Israël a évacué la plupart de ses troupes du sud du Liban, mais a déclaré qu’il resterait présent dans cinq zones stratégiques le long de sa frontière avec le Liban. Le président libanais nouvellement élu, Joseph Aoun, a annoncé que l’armée du pays était prête pour un transfert de contrôle.
Selon une personne proche du mouvement chiite, une note interne a été envoyée aux unités de combat, ordonnant aux militants qui ne sont pas originaires des régions du sud du Liban de quitter leurs positions et autorisant les troupes de l’armée libanaise à prendre le contrôle de la zone conformément à l’accord de trêve.
« Le parti a subi de lourdes pertes », ajoute cette source, certaines unités militaires ayant été complètement démantelées.

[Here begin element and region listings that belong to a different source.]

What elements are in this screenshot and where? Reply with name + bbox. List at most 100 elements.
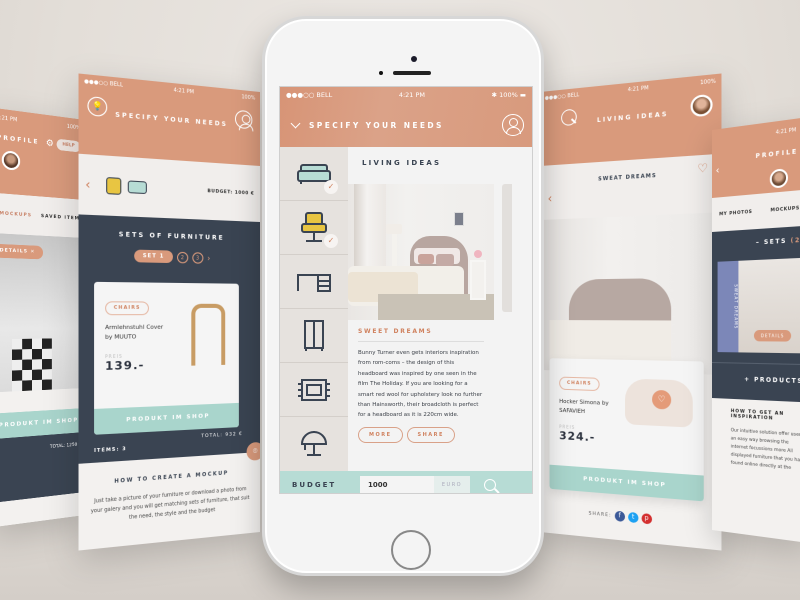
share-button[interactable]: SHARE bbox=[406, 426, 455, 443]
status-time: 4:21 PM bbox=[627, 85, 649, 94]
profile-title: PROFILE bbox=[0, 133, 40, 146]
product-name: Armlehnstuhl Cover by MUUTO bbox=[105, 324, 164, 341]
home-button[interactable] bbox=[391, 530, 431, 570]
product-card: CHAIRS Armlehnstuhl Cover by MUUTO PREIS… bbox=[94, 281, 239, 435]
search-icon[interactable] bbox=[561, 108, 577, 127]
products-toggle[interactable]: + PRODUCTS bbox=[712, 362, 800, 403]
details-button[interactable]: DETAILS bbox=[753, 330, 792, 342]
budget-value[interactable]: 1000 bbox=[360, 481, 434, 489]
profile-title: PROFILE bbox=[755, 148, 799, 161]
category-sofa[interactable]: ✓ bbox=[280, 147, 348, 201]
shop-button[interactable]: PRODUKT IM SHOP bbox=[94, 402, 239, 435]
back-icon[interactable]: ‹ bbox=[548, 191, 553, 205]
avatar[interactable] bbox=[690, 93, 713, 118]
page-title: SPECIFY YOUR NEEDS bbox=[309, 120, 444, 130]
share-label: SHARE: bbox=[588, 510, 612, 519]
ideas-panel: LIVING IDEAS SWEET DREAMS Bunny Turner e… bbox=[348, 147, 532, 471]
status-carrier: ●●●○○ BELL bbox=[544, 92, 580, 102]
category-armchair[interactable]: ✓ bbox=[280, 201, 348, 255]
status-time: 4:21 PM bbox=[0, 114, 18, 124]
living-ideas-screen: ●●●○○ BELL 4:21 PM 100% LIVING IDEAS ‹ SWE… bbox=[540, 73, 722, 551]
category-lamp[interactable] bbox=[280, 417, 348, 471]
proximity-sensor bbox=[379, 71, 383, 75]
rug-icon bbox=[298, 378, 330, 401]
lamp-icon bbox=[300, 431, 328, 456]
avatar bbox=[769, 168, 789, 189]
card-title: SWEET DREAMS bbox=[358, 328, 433, 335]
avatar bbox=[1, 150, 21, 171]
budget-bar: BUDGET 1000 EURO bbox=[280, 471, 532, 493]
chevron-down-icon[interactable] bbox=[290, 118, 301, 128]
status-battery: ✱ 100% ▬ bbox=[491, 91, 526, 99]
bedroom-photo: DETAILS ✕ bbox=[0, 232, 86, 393]
phone-screen: ●●●○○ BELL 4:21 PM ✱ 100% ▬ SPECIFY YOUR… bbox=[279, 86, 533, 494]
product-name: Hocker Simona by SAFAVIEH bbox=[559, 398, 609, 416]
set-label: SWEAT DREAMS bbox=[717, 260, 739, 353]
status-battery: 100% bbox=[241, 94, 256, 102]
next-icon[interactable]: › bbox=[207, 253, 210, 262]
pinterest-icon[interactable]: p bbox=[641, 513, 652, 525]
currency-unit: EURO bbox=[434, 476, 470, 493]
back-icon[interactable]: ‹ bbox=[716, 165, 720, 176]
tab-my-photos[interactable]: MY PHOTOS bbox=[712, 209, 760, 218]
category-chip: CHAIRS bbox=[105, 301, 149, 316]
status-battery: 100% bbox=[700, 78, 716, 87]
status-time: 4:21 PM bbox=[173, 87, 195, 96]
pillow-image bbox=[12, 338, 52, 392]
lightbulb-icon[interactable]: 💡 bbox=[87, 95, 108, 117]
howto-title: HOW TO GET AN INSPIRATION bbox=[730, 408, 785, 422]
gear-icon[interactable]: ⚙ bbox=[46, 138, 54, 149]
status-time: 4:21 PM bbox=[398, 91, 426, 99]
status-bar: ●●●○○ BELL 4:21 PM ✱ 100% ▬ bbox=[280, 87, 532, 103]
set-2-button[interactable]: 2 bbox=[176, 251, 188, 263]
profile-screen-left: 4:21 PM 100% PROFILE ⚙ HELP MOCKUPS SAVED… bbox=[0, 107, 86, 528]
user-icon[interactable] bbox=[234, 109, 253, 129]
bedroom-photo bbox=[540, 212, 722, 375]
status-carrier: ●●●○○ BELL bbox=[286, 91, 333, 99]
details-button[interactable]: DETAILS ✕ bbox=[0, 243, 44, 260]
heart-icon[interactable]: ♡ bbox=[697, 161, 708, 176]
next-photo-peek[interactable] bbox=[502, 184, 512, 312]
chair-image bbox=[191, 303, 226, 366]
bedroom-photo[interactable] bbox=[348, 184, 494, 320]
tab-mockups[interactable]: MOCKUPS bbox=[0, 210, 40, 218]
howto-body: Just take a picture of your furniture or… bbox=[90, 487, 250, 521]
favorite-badge[interactable]: ♡ bbox=[652, 389, 672, 410]
subtitle: SWEAT DREAMS bbox=[598, 172, 657, 183]
help-button[interactable]: HELP bbox=[56, 138, 81, 153]
items-count: ITEMS: 3 bbox=[94, 446, 127, 455]
budget-input[interactable]: 1000 EURO bbox=[360, 476, 470, 493]
facebook-icon[interactable]: f bbox=[614, 510, 625, 522]
check-icon: ✓ bbox=[324, 180, 338, 194]
category-sidebar: ✓ ✓ bbox=[280, 147, 348, 471]
back-icon[interactable]: ‹ bbox=[85, 177, 90, 192]
user-icon[interactable] bbox=[502, 114, 524, 136]
howto-body: Our intuitive solution offer users an ea… bbox=[730, 428, 800, 472]
search-icon[interactable] bbox=[484, 479, 496, 491]
category-wardrobe[interactable] bbox=[280, 309, 348, 363]
twitter-icon[interactable]: t bbox=[627, 511, 639, 524]
armchair-icon bbox=[105, 176, 122, 195]
screen-title: LIVING IDEAS bbox=[596, 110, 669, 124]
category-desk[interactable] bbox=[280, 255, 348, 309]
category-rug[interactable] bbox=[280, 363, 348, 417]
product-card: CHAIRS Hocker Simona by SAFAVIEH PREIS 3… bbox=[549, 358, 704, 502]
wardrobe-icon bbox=[304, 319, 324, 351]
mockup-screen: ●●●○○ BELL 4:21 PM 100% 💡 SPECIFY YOUR NEE… bbox=[78, 73, 260, 551]
more-button[interactable]: MORE bbox=[358, 426, 403, 443]
budget-label: BUDGET: 1000 € bbox=[207, 188, 255, 197]
set-1-button[interactable]: SET 1 bbox=[134, 249, 173, 264]
app-header: ●●●○○ BELL 4:21 PM ✱ 100% ▬ SPECIFY YOUR… bbox=[280, 87, 532, 147]
status-carrier: ●●●○○ BELL bbox=[84, 78, 124, 89]
set-3-button[interactable]: 3 bbox=[192, 251, 204, 264]
howto-title: HOW TO CREATE A MOCKUP bbox=[114, 470, 229, 485]
sets-toggle[interactable]: – SETS (2) bbox=[712, 225, 800, 262]
sets-title: SETS OF FURNITURE bbox=[118, 231, 225, 242]
shop-button[interactable]: PRODUKT IM SHOP bbox=[549, 464, 704, 502]
card-body: Bunny Turner even gets interiors inspira… bbox=[358, 350, 483, 419]
front-camera bbox=[411, 56, 417, 62]
divider bbox=[358, 341, 484, 342]
tab-mockups[interactable]: MOCKUPS bbox=[760, 205, 800, 214]
camera-button[interactable]: ⌾ bbox=[246, 441, 260, 461]
status-time: 4:21 PM bbox=[775, 127, 797, 137]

Cependant, le Hezbollah a partiellement reconstitué ses effectifs avec des combattants en poste en Syrie, et certaines unités ainsi renforcées sont prêtes à reprendre les combats. « Le groupe a été affaibli, mais il n’est pas vaincu », conclut-elle.
Néanmoins, l’élection de M. Aoun en janvier, avec l’appui de la Maison Blanche, a été perçue comme le signe d’une perte d’influence du Hezbollah au Liban. Le pays a depuis formé un gouvernement comptant moins de parlementaires affiliés au « Parti de Dieu ». Les rivaux du mouvement l’accusent depuis de nombreuses années de fragiliser ou de contrôler les institutions de l’Etat.
Les Etats-Unis et les pays européens espèrent maintenant que M. Aoun pourra réduire l’emprise du Hezbollah sur l’économie et l’Etat du Liban. Mais le nouveau président s’attaque à une tâche titanesque : le pays traverse une crise économique depuis des années et aura besoin de l’aide de donateurs étrangers pour se reconstruire, mais peu se sont engagés pour l’instant à lui apporter des fonds.
Le Hezbollah ayant demandé au gouvernement d’absorber la majeure partie des coûts de reconstruction, on peut penser qu’il cherchera à utiliser le gouvernement Aoun pour apaiser la frustration de ses membres et dissimuler son incapacité à tenir ses engagements financiers, explique Mohanad Hage Ali, directeur adjoint de la recherche du Centre Carnegie Malcolm H. Kerr pour le Proche-Orient, à Beyrouth.
« Le gouvernement libanais veut affaiblir le rôle du Hezbollah dans la société, mais il lui faudra tenir ses promesses », conclut-il.